The forecast increase in adult cattle slaughter is the result of strong beef prices in recent years, which increased retentions of dairy and beef calves in 2004 and 2005 for beef production. The cow kill is forecast to increase as older cows are culled out of the dairy herd. Live heifer exports declined sharply during 2006, but the dairy industry continues to grow, although at a slower rate.
New Zealand farmers continue to benefit from strong prices due to a couple of factors, says the USDA report. The industry continues to benefit from the disrupted supply of North American beef to Asia, retaining the market share gained following the detection of BSE in the US and Canada.
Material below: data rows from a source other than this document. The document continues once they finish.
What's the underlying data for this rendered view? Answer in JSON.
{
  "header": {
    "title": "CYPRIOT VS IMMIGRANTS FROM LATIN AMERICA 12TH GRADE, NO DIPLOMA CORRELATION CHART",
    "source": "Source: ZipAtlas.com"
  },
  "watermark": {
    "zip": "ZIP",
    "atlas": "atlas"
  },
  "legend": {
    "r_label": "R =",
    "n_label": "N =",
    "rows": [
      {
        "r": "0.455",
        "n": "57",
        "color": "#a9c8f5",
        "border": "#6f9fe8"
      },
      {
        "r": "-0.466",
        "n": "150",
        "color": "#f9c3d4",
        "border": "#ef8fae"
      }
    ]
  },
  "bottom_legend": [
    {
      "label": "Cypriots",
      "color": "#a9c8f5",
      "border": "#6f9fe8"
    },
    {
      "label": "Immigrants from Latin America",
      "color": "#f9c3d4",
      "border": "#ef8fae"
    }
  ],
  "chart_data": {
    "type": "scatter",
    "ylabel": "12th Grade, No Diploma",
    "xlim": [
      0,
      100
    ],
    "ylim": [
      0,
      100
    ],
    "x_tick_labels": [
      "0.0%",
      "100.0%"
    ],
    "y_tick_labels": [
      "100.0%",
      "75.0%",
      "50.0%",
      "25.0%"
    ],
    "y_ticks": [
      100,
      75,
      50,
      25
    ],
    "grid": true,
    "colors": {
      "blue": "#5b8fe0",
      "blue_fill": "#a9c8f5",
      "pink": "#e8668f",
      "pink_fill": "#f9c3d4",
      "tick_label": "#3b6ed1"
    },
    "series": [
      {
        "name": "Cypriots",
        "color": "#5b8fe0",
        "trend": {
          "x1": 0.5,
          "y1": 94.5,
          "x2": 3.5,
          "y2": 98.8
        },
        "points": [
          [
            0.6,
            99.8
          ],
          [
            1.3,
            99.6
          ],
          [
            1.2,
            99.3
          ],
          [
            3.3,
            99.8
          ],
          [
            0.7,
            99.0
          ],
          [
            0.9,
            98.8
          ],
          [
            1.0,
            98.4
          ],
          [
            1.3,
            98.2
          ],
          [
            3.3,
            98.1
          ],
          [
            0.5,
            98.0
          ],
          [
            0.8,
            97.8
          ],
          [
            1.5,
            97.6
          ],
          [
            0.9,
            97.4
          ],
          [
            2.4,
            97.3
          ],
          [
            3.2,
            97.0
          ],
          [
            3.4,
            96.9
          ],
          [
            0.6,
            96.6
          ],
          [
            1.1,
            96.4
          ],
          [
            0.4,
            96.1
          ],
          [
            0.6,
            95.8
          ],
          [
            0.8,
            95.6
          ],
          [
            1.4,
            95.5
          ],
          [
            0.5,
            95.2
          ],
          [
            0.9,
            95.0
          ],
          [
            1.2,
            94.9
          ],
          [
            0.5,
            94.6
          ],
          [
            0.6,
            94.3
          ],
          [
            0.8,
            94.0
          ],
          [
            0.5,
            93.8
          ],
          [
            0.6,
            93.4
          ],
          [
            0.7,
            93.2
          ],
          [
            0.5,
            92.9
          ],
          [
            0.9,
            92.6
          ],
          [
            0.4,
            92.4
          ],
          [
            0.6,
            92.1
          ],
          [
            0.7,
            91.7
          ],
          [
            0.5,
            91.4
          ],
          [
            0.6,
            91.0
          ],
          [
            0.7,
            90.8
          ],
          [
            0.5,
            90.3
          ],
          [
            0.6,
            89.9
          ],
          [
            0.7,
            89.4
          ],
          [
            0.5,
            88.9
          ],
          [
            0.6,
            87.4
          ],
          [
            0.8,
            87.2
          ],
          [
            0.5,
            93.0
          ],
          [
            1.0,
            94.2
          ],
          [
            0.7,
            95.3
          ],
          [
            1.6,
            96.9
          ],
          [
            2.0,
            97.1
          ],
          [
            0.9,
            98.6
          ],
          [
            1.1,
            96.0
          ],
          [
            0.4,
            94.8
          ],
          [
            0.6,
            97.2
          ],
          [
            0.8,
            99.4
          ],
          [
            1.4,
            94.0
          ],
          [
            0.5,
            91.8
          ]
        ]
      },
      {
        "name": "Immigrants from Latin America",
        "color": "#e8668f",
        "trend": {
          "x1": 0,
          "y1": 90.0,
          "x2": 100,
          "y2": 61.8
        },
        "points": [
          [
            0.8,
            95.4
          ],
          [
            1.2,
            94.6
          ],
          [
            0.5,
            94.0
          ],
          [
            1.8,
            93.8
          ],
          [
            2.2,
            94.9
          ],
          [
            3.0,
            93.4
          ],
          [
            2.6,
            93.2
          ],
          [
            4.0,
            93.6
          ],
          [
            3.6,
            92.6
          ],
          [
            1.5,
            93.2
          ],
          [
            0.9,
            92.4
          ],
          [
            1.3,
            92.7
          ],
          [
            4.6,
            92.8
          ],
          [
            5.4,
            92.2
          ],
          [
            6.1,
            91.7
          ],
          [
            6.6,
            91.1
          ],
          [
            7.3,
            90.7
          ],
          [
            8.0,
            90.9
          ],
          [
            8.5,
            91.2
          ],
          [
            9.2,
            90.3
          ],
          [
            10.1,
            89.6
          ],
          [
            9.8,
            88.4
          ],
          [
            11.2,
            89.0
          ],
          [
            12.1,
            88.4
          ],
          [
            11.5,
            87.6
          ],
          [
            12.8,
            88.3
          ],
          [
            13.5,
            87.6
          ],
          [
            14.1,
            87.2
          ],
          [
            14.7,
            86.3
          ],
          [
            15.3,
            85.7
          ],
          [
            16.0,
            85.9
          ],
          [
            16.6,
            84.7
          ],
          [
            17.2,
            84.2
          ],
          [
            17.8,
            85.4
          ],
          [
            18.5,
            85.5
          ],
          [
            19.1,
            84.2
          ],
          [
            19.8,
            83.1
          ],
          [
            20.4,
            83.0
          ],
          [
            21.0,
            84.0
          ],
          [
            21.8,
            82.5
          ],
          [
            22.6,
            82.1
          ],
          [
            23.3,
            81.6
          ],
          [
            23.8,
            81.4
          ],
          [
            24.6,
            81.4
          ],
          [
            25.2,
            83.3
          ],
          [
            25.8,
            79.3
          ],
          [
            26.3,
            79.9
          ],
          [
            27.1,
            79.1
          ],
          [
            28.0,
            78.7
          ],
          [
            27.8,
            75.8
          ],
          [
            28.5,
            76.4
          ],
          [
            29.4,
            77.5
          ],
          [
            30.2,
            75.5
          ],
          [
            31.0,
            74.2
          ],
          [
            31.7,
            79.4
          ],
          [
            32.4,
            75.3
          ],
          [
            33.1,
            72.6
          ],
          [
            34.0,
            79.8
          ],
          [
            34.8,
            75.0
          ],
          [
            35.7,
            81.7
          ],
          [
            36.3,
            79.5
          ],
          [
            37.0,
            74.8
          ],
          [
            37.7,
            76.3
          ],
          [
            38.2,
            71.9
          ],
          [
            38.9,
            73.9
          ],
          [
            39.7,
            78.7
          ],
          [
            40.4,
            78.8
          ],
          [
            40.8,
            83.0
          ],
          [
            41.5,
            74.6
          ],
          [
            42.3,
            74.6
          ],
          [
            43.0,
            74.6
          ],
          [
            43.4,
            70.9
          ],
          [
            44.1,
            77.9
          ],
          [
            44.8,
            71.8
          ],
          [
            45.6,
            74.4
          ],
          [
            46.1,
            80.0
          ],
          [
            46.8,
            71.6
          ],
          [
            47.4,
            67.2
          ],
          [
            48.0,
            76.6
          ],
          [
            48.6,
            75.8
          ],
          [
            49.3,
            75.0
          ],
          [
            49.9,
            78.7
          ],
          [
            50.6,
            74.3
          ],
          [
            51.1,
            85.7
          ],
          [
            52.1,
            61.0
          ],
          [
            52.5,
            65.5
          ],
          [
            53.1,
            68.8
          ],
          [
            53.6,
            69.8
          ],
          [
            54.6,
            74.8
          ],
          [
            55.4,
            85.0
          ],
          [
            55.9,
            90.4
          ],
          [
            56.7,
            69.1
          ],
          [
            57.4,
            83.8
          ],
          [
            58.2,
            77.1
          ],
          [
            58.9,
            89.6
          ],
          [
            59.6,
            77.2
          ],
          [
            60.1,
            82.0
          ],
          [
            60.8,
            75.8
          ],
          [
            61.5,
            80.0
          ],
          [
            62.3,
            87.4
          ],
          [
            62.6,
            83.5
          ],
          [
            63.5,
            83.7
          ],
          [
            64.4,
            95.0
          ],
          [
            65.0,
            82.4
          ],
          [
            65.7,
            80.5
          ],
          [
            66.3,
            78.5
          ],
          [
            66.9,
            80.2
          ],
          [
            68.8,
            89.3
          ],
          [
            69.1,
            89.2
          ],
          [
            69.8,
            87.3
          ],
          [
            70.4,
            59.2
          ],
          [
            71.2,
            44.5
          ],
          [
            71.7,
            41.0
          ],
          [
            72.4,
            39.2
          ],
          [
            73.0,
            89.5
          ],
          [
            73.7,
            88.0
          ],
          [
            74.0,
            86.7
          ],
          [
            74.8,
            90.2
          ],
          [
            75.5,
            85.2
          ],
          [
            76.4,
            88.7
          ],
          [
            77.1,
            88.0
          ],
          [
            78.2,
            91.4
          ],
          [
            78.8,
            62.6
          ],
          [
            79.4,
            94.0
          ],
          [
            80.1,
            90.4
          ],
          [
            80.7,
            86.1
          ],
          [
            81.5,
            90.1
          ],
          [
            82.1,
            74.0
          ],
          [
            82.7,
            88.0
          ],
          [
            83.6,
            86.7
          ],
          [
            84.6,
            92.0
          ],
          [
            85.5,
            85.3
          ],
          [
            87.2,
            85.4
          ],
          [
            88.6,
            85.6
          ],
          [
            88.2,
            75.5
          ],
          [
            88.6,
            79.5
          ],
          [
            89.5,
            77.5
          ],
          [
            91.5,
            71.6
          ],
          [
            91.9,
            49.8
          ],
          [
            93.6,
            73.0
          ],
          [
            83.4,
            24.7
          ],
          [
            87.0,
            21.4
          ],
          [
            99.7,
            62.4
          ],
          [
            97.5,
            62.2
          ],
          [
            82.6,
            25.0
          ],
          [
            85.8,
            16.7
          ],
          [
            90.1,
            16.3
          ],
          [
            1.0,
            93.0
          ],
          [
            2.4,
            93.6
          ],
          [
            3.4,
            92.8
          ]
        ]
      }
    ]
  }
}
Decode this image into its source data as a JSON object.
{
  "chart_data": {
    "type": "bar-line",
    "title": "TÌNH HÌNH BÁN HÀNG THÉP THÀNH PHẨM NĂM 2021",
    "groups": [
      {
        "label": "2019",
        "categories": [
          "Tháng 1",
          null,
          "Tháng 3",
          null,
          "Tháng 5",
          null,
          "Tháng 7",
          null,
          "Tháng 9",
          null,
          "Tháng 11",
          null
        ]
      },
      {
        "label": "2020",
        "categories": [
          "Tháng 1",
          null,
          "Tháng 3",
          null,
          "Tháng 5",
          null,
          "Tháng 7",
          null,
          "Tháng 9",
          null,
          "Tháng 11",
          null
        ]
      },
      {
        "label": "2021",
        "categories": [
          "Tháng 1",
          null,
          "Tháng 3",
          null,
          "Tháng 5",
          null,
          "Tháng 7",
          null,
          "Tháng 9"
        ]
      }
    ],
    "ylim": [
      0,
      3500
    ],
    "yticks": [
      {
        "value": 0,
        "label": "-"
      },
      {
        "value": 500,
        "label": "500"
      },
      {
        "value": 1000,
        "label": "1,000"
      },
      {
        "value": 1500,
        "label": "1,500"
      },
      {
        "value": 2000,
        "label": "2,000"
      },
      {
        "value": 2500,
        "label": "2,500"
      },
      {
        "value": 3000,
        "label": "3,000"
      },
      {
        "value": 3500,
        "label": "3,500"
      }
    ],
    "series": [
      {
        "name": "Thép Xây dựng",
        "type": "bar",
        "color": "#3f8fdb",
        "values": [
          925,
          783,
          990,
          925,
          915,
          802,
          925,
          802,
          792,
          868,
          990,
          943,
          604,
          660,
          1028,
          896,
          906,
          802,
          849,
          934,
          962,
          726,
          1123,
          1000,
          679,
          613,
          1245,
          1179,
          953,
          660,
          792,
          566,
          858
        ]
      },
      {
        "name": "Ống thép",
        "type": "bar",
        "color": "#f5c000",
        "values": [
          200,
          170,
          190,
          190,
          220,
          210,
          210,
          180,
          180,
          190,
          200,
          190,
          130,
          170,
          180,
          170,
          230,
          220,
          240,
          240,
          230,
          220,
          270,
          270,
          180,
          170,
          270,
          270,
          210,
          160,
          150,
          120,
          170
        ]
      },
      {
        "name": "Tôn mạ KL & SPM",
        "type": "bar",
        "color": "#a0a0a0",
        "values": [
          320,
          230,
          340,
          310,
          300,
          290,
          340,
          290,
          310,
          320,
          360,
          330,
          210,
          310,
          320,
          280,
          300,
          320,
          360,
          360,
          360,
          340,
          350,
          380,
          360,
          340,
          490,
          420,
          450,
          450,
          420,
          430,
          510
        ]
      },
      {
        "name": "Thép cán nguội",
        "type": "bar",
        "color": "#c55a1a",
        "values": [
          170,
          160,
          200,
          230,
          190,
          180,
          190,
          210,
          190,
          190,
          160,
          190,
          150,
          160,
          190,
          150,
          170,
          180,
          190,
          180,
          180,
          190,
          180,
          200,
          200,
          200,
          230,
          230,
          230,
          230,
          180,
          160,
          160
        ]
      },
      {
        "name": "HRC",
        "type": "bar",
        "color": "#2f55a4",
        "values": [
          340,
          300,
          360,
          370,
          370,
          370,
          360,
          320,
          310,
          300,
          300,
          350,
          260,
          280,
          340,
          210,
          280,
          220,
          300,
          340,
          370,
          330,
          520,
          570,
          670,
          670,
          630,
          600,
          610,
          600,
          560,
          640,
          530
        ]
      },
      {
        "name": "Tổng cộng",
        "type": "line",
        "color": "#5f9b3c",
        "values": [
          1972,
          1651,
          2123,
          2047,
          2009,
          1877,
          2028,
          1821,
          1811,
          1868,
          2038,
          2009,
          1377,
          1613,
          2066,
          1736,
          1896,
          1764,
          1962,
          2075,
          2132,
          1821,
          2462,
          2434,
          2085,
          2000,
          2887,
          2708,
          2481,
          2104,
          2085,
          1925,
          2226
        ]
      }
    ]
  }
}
Farmers are also benefiting from continued strong prices in the US market, which accounted for 45 percent of New Zealand's beef exports by value in 2005. The strong prices received in international markets are offset by the ongoing strength of New Zealand's dollar.
As a result of concerns over BSE, the New Zealand Food Safety Authority (NZFSA) continues to require case-by-case assessment of US bovine products before importation. With the assessment now over, NZFSA will lift that restriction once both sides agree on certification language that must accompany meat imports.
According to the New Zealand government and media, the concept of "food miles" is gaining strength in Europe. The proponents of food miles argue that European consumers should not purchase food products from countries like New Zealand because of the energy and carbon dioxide emissions associated with transporting foods over a large distance. They propagate buying locally grown produce.
However, a study by a New Zealand University has found that the energy used in producing and transporting a New Zealand food product is, in most cases, less than that of its UK counterpart, by the time it reaches point of sale in the UK.